Ostthüringer Zeitung (Zeulenroda-Triebes)
Darmstadt im Höhenflug
Der Zweitliga-spitzenreiter darf vom Aufstieg träumen. Nun wartet Frankfurt im Dfb-pokal
Torsten Lieberknecht ist ein Musikliebhaber, der gewisse Rituale pflegt. Der 49-Jährige, ein leidenschaftlicher Plattensammler, der selbst Gitarre spielt, hört vor Spielen gerne immer dieselben Songs, um sich einzustimmen. Und einer davon, wie der Fußballlehrer verriet, ist eine Nummer von AC/ DC mit dem Titel: „It’s a long way to the top, if you wanna Rock’n’roll“. Eine Textzeile, die doch recht gut zur Gesamtlage passt, in der sich Lieberknecht aktuell mit dem SV Darmstadt 98 befindet.

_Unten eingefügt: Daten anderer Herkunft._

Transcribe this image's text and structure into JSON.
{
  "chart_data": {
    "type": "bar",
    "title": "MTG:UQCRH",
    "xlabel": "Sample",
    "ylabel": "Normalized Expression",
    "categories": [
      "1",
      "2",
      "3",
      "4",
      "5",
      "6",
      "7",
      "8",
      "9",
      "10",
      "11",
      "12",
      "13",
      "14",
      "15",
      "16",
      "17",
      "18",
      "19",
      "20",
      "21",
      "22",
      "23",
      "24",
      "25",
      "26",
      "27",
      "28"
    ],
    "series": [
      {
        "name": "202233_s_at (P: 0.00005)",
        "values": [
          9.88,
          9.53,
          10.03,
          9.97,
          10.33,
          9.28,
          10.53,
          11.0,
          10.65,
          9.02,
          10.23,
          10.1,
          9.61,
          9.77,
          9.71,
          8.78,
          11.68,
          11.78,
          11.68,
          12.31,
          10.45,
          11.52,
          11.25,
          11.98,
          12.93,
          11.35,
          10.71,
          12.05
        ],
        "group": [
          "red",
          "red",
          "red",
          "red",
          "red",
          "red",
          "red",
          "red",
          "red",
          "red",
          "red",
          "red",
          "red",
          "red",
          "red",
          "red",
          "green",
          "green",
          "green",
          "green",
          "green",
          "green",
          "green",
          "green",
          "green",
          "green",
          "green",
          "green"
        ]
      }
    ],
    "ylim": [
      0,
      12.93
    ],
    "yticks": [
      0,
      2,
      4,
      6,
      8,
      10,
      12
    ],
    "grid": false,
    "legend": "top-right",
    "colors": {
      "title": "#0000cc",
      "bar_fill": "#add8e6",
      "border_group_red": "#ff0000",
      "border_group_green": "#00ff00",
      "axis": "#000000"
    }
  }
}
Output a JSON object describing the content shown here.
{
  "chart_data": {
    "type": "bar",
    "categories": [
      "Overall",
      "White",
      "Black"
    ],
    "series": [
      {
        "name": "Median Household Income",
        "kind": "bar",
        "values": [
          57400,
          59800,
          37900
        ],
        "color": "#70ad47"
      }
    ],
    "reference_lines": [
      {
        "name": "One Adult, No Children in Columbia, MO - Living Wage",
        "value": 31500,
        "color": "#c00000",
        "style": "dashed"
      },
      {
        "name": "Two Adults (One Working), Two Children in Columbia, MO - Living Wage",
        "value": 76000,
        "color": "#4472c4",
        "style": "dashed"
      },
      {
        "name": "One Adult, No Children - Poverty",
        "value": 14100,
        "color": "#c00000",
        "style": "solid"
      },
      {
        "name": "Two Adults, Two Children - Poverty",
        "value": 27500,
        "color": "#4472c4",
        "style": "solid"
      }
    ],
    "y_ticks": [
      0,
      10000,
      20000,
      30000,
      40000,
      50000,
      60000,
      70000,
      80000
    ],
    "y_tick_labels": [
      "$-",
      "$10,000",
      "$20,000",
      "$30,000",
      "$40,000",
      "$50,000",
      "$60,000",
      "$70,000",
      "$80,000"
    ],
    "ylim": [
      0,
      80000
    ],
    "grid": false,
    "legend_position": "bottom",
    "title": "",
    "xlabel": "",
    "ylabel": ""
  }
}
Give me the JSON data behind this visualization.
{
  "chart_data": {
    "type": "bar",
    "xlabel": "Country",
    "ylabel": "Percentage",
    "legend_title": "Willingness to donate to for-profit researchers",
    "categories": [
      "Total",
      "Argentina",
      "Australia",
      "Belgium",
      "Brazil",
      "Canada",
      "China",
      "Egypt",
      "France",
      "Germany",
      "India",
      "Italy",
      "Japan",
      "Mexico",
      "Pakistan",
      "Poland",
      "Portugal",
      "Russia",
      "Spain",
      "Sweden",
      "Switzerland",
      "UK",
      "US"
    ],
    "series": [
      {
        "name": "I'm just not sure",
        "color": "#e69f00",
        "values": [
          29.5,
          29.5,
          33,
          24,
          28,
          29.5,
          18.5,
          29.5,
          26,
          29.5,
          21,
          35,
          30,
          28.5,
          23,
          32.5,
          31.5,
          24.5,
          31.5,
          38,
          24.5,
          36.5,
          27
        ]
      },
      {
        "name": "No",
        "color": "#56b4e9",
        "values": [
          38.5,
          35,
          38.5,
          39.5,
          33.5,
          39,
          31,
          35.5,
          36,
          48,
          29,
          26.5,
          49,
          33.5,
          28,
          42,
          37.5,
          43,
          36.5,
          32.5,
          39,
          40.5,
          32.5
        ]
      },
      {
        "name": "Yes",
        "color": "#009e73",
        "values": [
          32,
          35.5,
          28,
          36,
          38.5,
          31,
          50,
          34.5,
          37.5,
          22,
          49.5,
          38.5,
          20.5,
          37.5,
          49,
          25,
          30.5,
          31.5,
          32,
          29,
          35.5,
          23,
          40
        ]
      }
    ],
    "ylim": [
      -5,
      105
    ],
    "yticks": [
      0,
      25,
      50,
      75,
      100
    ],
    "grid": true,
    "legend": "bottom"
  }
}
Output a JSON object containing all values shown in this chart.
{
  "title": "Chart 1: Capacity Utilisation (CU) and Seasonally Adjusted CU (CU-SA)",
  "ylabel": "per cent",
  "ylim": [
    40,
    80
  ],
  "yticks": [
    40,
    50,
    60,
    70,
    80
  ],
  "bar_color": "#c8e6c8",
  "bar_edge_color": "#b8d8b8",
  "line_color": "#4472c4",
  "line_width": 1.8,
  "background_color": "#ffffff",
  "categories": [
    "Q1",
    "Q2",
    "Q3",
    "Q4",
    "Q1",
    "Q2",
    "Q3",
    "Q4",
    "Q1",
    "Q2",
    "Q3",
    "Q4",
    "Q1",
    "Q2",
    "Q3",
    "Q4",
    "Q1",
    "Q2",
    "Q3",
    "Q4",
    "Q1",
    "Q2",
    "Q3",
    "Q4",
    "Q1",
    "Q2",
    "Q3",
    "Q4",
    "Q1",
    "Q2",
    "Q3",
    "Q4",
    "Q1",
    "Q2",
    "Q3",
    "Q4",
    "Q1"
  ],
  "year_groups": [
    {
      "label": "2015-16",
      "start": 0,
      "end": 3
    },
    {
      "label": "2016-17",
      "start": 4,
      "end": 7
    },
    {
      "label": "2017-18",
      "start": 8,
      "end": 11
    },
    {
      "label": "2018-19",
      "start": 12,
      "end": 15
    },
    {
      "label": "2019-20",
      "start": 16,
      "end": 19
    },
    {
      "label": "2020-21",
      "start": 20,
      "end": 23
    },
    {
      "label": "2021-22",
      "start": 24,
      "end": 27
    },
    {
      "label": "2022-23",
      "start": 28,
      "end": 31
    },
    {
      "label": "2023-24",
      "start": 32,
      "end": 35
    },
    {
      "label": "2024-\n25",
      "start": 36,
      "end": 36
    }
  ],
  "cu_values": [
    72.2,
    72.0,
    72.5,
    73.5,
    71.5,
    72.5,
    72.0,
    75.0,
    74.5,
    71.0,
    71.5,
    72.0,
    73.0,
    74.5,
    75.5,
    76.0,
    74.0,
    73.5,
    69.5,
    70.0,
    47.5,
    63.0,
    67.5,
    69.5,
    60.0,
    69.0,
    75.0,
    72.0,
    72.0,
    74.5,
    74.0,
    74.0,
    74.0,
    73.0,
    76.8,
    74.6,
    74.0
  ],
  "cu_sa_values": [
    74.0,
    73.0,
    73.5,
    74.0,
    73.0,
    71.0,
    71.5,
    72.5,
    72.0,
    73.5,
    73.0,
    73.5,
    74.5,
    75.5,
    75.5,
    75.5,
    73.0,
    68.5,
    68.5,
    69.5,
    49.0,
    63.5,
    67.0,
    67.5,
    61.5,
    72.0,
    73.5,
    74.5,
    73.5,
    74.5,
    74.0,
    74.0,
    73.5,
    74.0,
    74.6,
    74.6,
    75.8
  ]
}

Als souveräner Zweitliga-tabellenführer hat der Club in dieser Saison gute Chancen, ins Oberhaus des deutschen Fußballs zu gelangen. Seit langer Zeit, nämlich seit dem 16. Juli 2022, haben die Darmstädter kein Pflichtspiel mehr verloren. Lieberknecht möchte mit seiner Mannschaft aber nicht nur in der Liga, sondern auch im Dfb-pokal weiter rocken. „Wir wollen ein Spiel abliefern, das einem Derby gerecht wird“, sagt er vor dem Achtelfinal-duell beim Europa-league
Sieger Eintracht Frankfurt, einer brisanten Partie, in der Darmstadt vor einer hohen Hürde steht.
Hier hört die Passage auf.